Begriffe verwerflicher als Taten

Für Balcis Urteil gab es einen konkreten Anlass: die Demontage des Neuköllner Bürgermeisters Martin Hikel durch den linken Flügel seiner eigenen Partei. Hikel sprach mehrfach das Thema Clankriminalität an und weigert sich, den Kampfbegriff «antimuslimischer Rassismus» zu benutzen, der im linken Milieu dazu dient, jede Kritik am politischen Islam und an der fehlgeleiteten Migrationspolitik zu skandalisieren. Schon der Begriff «Clankriminalität» gilt bei Jusos und sonstigen Parteilinken als «rassistisch» und damit verwerflicher als das Phänomen, das er bezeichnet. Zur Strafe für Hikels Weigerung, sich dem Sprachregime zu unterwerfen, statteten ihn seine Genossen bei der Nominierung für die kommende Wahl mit einem derart schlechten Ergebnis aus, dass der Kommunalpolitiker erklärte, nicht wieder für das Amt zu kandidieren. 

 

Wohlwollen für die Grauen Wölfe

Berlins SPD-Führung wies Balcis Vorwurf der islamistischen Unterwanderung sofort hell empört und pauschal zurück. Den SPD-Spitzen geht es darum, die Debatte gar nicht erst aufkommen zu lassen. Denn sie wissen selbst sehr gut, dass ihre Partei seit Jahren die Nähe von Extremisten sucht und findet, wenn es ihr nützt. Und zwar nicht nur in Berlin. Die Grauen Wölfe bilden laut Bundeszentrale für politische Bildung «die grösste rechtsextreme Organisation in Deutschland», auch bekannt als Ülkücü-Bewegung. Sie beziehungsweise ihr politischer Dachverband ATIB stehen unter Beobachtung des Verfassungsschutzes. 
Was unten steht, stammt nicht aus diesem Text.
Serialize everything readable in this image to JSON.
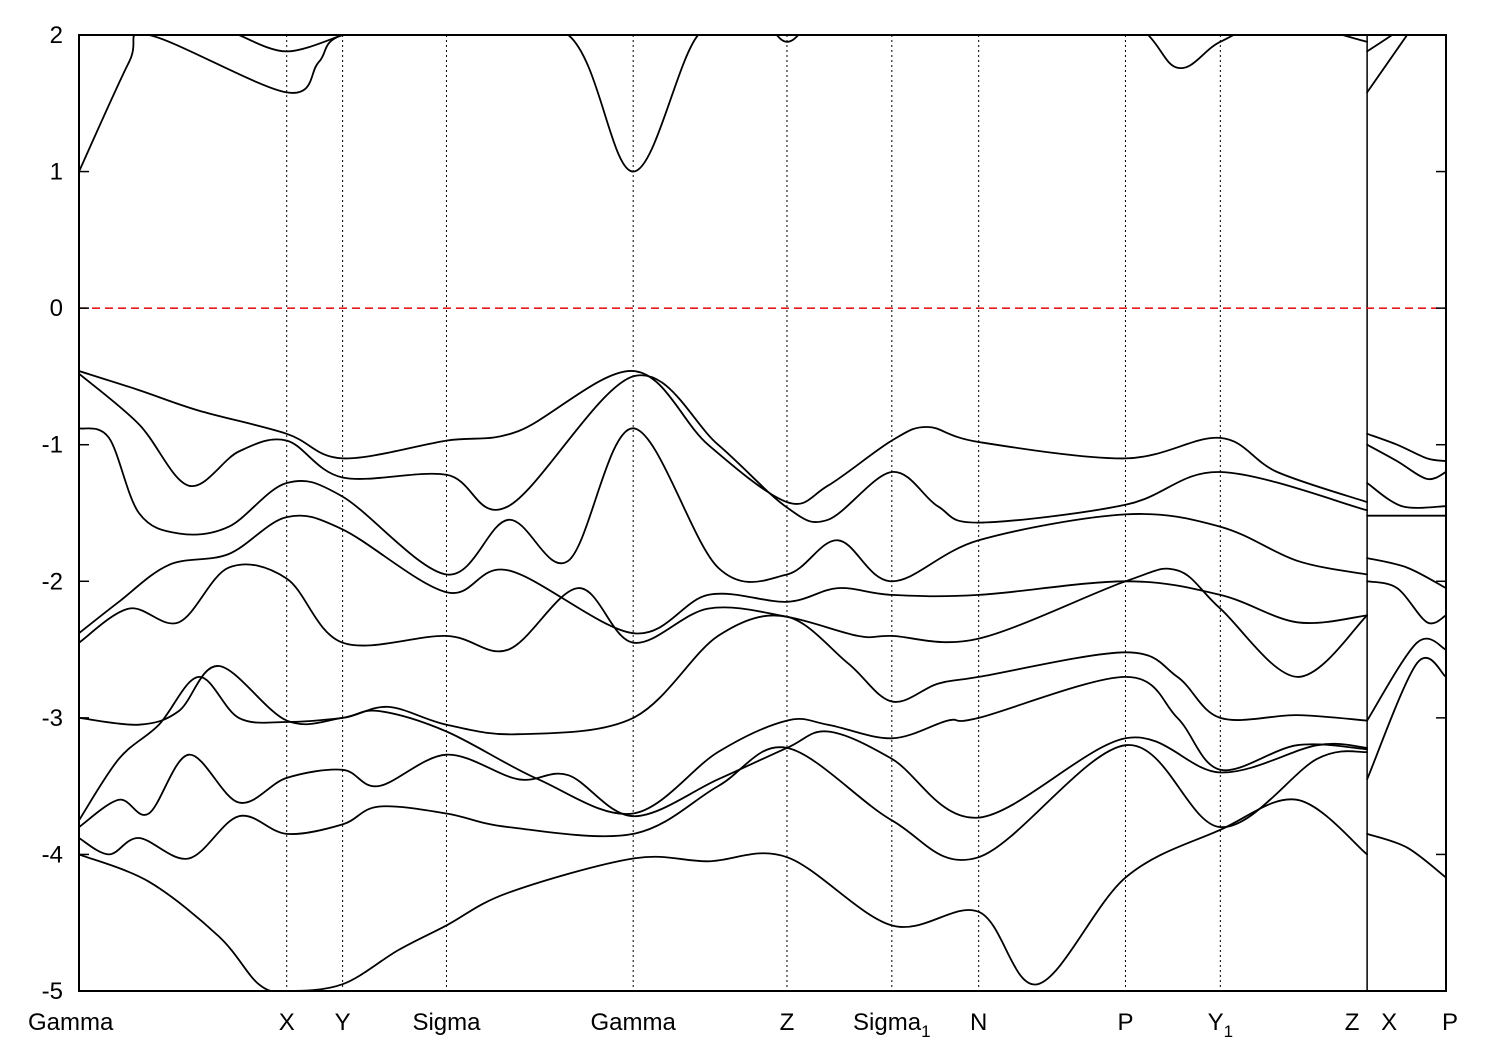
{
  "chart_data": {
    "type": "line",
    "title": "",
    "xlabel": "",
    "ylabel": "",
    "ylim": [
      -5,
      2
    ],
    "y_ticks": [
      2,
      1,
      0,
      -1,
      -2,
      -3,
      -4,
      -5
    ],
    "grid": "vertical dotted lines at high-symmetry points",
    "legend": "none",
    "colors": {
      "bands": "#000000",
      "fermi_level": "#e41a1c",
      "grid": "#000000"
    },
    "xlim": [
      0,
      13.69
    ],
    "high_symmetry_points": [
      {
        "label": "Gamma",
        "sub": "",
        "x": 0.0
      },
      {
        "label": "X",
        "sub": "",
        "x": 2.08
      },
      {
        "label": "Y",
        "sub": "",
        "x": 2.64
      },
      {
        "label": "Sigma",
        "sub": "",
        "x": 3.68
      },
      {
        "label": "Gamma",
        "sub": "",
        "x": 5.55
      },
      {
        "label": "Z",
        "sub": "",
        "x": 7.09
      },
      {
        "label": "Sigma",
        "sub": "1",
        "x": 8.14
      },
      {
        "label": "N",
        "sub": "",
        "x": 9.01
      },
      {
        "label": "P",
        "sub": "",
        "x": 10.48
      },
      {
        "label": "Y",
        "sub": "1",
        "x": 11.43
      },
      {
        "label": "Z",
        "sub": "",
        "x": 12.9
      },
      {
        "label": "X",
        "sub": "",
        "x": 12.9
      },
      {
        "label": "P",
        "sub": "",
        "x": 13.69
      }
    ],
    "path_break_after_index": 10,
    "fermi_level": 0,
    "series": [
      {
        "x": [
          0,
          0.5,
          0.7,
          2.08,
          2.4,
          2.64,
          3.68,
          4.9,
          5.55,
          6.2,
          6.8,
          7.09,
          7.4,
          8.14,
          9.01,
          10.48,
          11.0,
          11.43,
          12.0,
          12.9
        ],
        "y": [
          1.0,
          1.8,
          2.0,
          1.58,
          1.8,
          2.0,
          2.1,
          2.0,
          1.0,
          2.0,
          2.1,
          1.95,
          2.1,
          2.2,
          2.2,
          2.1,
          1.76,
          1.95,
          2.1,
          1.95
        ]
      },
      {
        "x": [
          1.6,
          2.08,
          2.64
        ],
        "y": [
          2.0,
          1.88,
          2.0
        ]
      },
      {
        "x": [
          12.9,
          13.3
        ],
        "y": [
          1.58,
          2.0
        ]
      },
      {
        "x": [
          12.9,
          13.15
        ],
        "y": [
          1.88,
          2.0
        ]
      },
      {
        "x": [
          0,
          0.6,
          1.2,
          2.08,
          2.64,
          3.68,
          4.4,
          5.55,
          6.3,
          7.09,
          7.5,
          8.14,
          8.5,
          9.01,
          10.48,
          11.43,
          12.0,
          12.9
        ],
        "y": [
          -0.46,
          -0.6,
          -0.75,
          -0.92,
          -1.1,
          -0.97,
          -0.9,
          -0.46,
          -1.0,
          -1.42,
          -1.3,
          -0.97,
          -0.87,
          -0.98,
          -1.1,
          -0.95,
          -1.2,
          -1.42
        ]
      },
      {
        "x": [
          0,
          0.6,
          1.1,
          1.6,
          2.08,
          2.64,
          3.68,
          4.3,
          5.55,
          6.4,
          7.09,
          7.5,
          8.14,
          8.6,
          9.01,
          10.48,
          11.43,
          12.9
        ],
        "y": [
          -0.48,
          -0.85,
          -1.3,
          -1.05,
          -0.97,
          -1.24,
          -1.22,
          -1.45,
          -0.5,
          -1.0,
          -1.46,
          -1.55,
          -1.2,
          -1.45,
          -1.57,
          -1.44,
          -1.2,
          -1.48
        ]
      },
      {
        "x": [
          0,
          0.3,
          0.6,
          1.0,
          1.5,
          2.08,
          2.64,
          3.68,
          4.3,
          4.9,
          5.55,
          6.4,
          7.09,
          7.6,
          8.14,
          9.01,
          10.48,
          11.43,
          12.2,
          12.9
        ],
        "y": [
          -0.88,
          -0.95,
          -1.5,
          -1.65,
          -1.6,
          -1.28,
          -1.38,
          -1.95,
          -1.55,
          -1.85,
          -0.88,
          -1.9,
          -1.95,
          -1.7,
          -2.0,
          -1.7,
          -1.51,
          -1.6,
          -1.85,
          -1.95
        ]
      },
      {
        "x": [
          0,
          0.4,
          0.9,
          1.5,
          2.08,
          2.64,
          3.68,
          4.3,
          5.55,
          6.3,
          7.09,
          7.6,
          8.14,
          9.01,
          10.48,
          11.43,
          12.2,
          12.9
        ],
        "y": [
          -2.38,
          -2.15,
          -1.88,
          -1.8,
          -1.53,
          -1.62,
          -2.08,
          -1.92,
          -2.38,
          -2.1,
          -2.15,
          -2.05,
          -2.1,
          -2.1,
          -2.0,
          -2.1,
          -2.3,
          -2.25
        ]
      },
      {
        "x": [
          0,
          0.5,
          1.0,
          1.5,
          2.08,
          2.64,
          3.68,
          4.3,
          5.0,
          5.55,
          6.3,
          7.09,
          7.8,
          8.14,
          9.01,
          10.48,
          11.0,
          11.43,
          12.2,
          12.9
        ],
        "y": [
          -2.45,
          -2.2,
          -2.3,
          -1.9,
          -1.98,
          -2.45,
          -2.4,
          -2.5,
          -2.05,
          -2.45,
          -2.2,
          -2.26,
          -2.4,
          -2.4,
          -2.42,
          -2.0,
          -1.92,
          -2.2,
          -2.7,
          -2.25
        ]
      },
      {
        "x": [
          0,
          0.6,
          1.0,
          1.4,
          2.08,
          2.64,
          3.1,
          3.68,
          4.4,
          5.55,
          6.4,
          7.09,
          7.7,
          8.14,
          8.6,
          9.01,
          10.48,
          11.0,
          11.43,
          12.2,
          12.9
        ],
        "y": [
          -3.0,
          -3.05,
          -2.95,
          -2.62,
          -3.02,
          -3.0,
          -2.92,
          -3.05,
          -3.12,
          -3.0,
          -2.4,
          -2.26,
          -2.6,
          -2.88,
          -2.75,
          -2.7,
          -2.52,
          -2.7,
          -3.0,
          -2.98,
          -3.02
        ]
      },
      {
        "x": [
          0,
          0.4,
          0.8,
          1.2,
          1.6,
          2.08,
          2.64,
          3.0,
          3.68,
          4.6,
          5.55,
          6.4,
          7.09,
          7.5,
          8.14,
          8.7,
          9.01,
          10.48,
          11.0,
          11.43,
          12.2,
          12.9
        ],
        "y": [
          -3.75,
          -3.3,
          -3.05,
          -2.7,
          -3.0,
          -3.03,
          -3.0,
          -2.95,
          -3.1,
          -3.45,
          -3.7,
          -3.25,
          -3.02,
          -3.05,
          -3.15,
          -3.02,
          -3.0,
          -2.7,
          -3.0,
          -3.38,
          -3.2,
          -3.23
        ]
      },
      {
        "x": [
          0,
          0.4,
          0.7,
          1.1,
          1.6,
          2.08,
          2.64,
          3.0,
          3.68,
          4.4,
          4.9,
          5.55,
          6.4,
          7.09,
          7.5,
          8.14,
          9.01,
          10.48,
          11.43,
          12.4,
          12.9
        ],
        "y": [
          -3.8,
          -3.6,
          -3.7,
          -3.27,
          -3.62,
          -3.44,
          -3.38,
          -3.5,
          -3.27,
          -3.45,
          -3.42,
          -3.72,
          -3.45,
          -3.22,
          -3.1,
          -3.3,
          -3.73,
          -3.15,
          -3.4,
          -3.2,
          -3.22
        ]
      },
      {
        "x": [
          0,
          0.3,
          0.6,
          1.1,
          1.6,
          2.08,
          2.64,
          3.0,
          3.68,
          4.3,
          5.55,
          6.4,
          7.09,
          8.14,
          9.01,
          10.48,
          11.43,
          12.4,
          12.9
        ],
        "y": [
          -3.88,
          -4.0,
          -3.88,
          -4.03,
          -3.72,
          -3.85,
          -3.78,
          -3.65,
          -3.7,
          -3.8,
          -3.85,
          -3.5,
          -3.22,
          -3.75,
          -4.02,
          -3.2,
          -3.8,
          -3.3,
          -3.25
        ]
      },
      {
        "x": [
          0,
          0.7,
          1.4,
          1.8,
          2.08,
          2.64,
          3.2,
          3.68,
          4.3,
          5.55,
          6.3,
          7.09,
          8.14,
          9.01,
          9.6,
          10.48,
          11.43,
          12.2,
          12.9
        ],
        "y": [
          -4.0,
          -4.2,
          -4.6,
          -4.95,
          -5.0,
          -4.95,
          -4.7,
          -4.52,
          -4.28,
          -4.03,
          -4.05,
          -4.02,
          -4.52,
          -4.42,
          -4.95,
          -4.17,
          -3.82,
          -3.6,
          -4.0
        ]
      },
      {
        "x": [
          12.9,
          13.2,
          13.5,
          13.69
        ],
        "y": [
          -0.92,
          -1.0,
          -1.1,
          -1.12
        ]
      },
      {
        "x": [
          12.9,
          13.2,
          13.5,
          13.69
        ],
        "y": [
          -1.0,
          -1.12,
          -1.25,
          -1.2
        ]
      },
      {
        "x": [
          12.9,
          13.25,
          13.69
        ],
        "y": [
          -1.28,
          -1.45,
          -1.45
        ]
      },
      {
        "x": [
          12.9,
          13.2,
          13.69
        ],
        "y": [
          -1.52,
          -1.52,
          -1.52
        ]
      },
      {
        "x": [
          12.9,
          13.3,
          13.69
        ],
        "y": [
          -1.83,
          -1.9,
          -2.05
        ]
      },
      {
        "x": [
          12.9,
          13.2,
          13.5,
          13.69
        ],
        "y": [
          -2.0,
          -2.05,
          -2.3,
          -2.25
        ]
      },
      {
        "x": [
          12.9,
          13.4,
          13.69
        ],
        "y": [
          -3.02,
          -2.45,
          -2.5
        ]
      },
      {
        "x": [
          12.9,
          13.4,
          13.69
        ],
        "y": [
          -3.45,
          -2.6,
          -2.7
        ]
      },
      {
        "x": [
          12.9,
          13.3,
          13.69
        ],
        "y": [
          -3.85,
          -3.95,
          -4.17
        ]
      }
    ]
  }
}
In ihren Anfangszeiten in der Türkei verübten die Grauen Wölfe zahlreiche politische Morde. Heute bemüht sich die Organisation in der Türkei und in Ländern mit grosser türkischer Gemeinde zum einen um Einfluss auf Moscheen unter ATIB-Regie, zum Zweiten aber auch um einen Anteil an der politischen Macht. Die Bewegung, die extremen türkischen Nationalismus, aggressive Judenfeindlichkeit, Verachtung gegenüber Aleviten und Kurden und radikalislamische Überzeugungen verbindet, knüpfte in den vergangenen zehn Jahren ein enges Beziehungsnetz zu SPD-Politikern. In der Partei, die angeblich jeden Extremismus ablehnt, stossen die Grauen Wölfe, aber auch andere radikalislamische Organisationen auf ausdrückliches Wohlwollen, das oft weit über Gespräche hinausreicht.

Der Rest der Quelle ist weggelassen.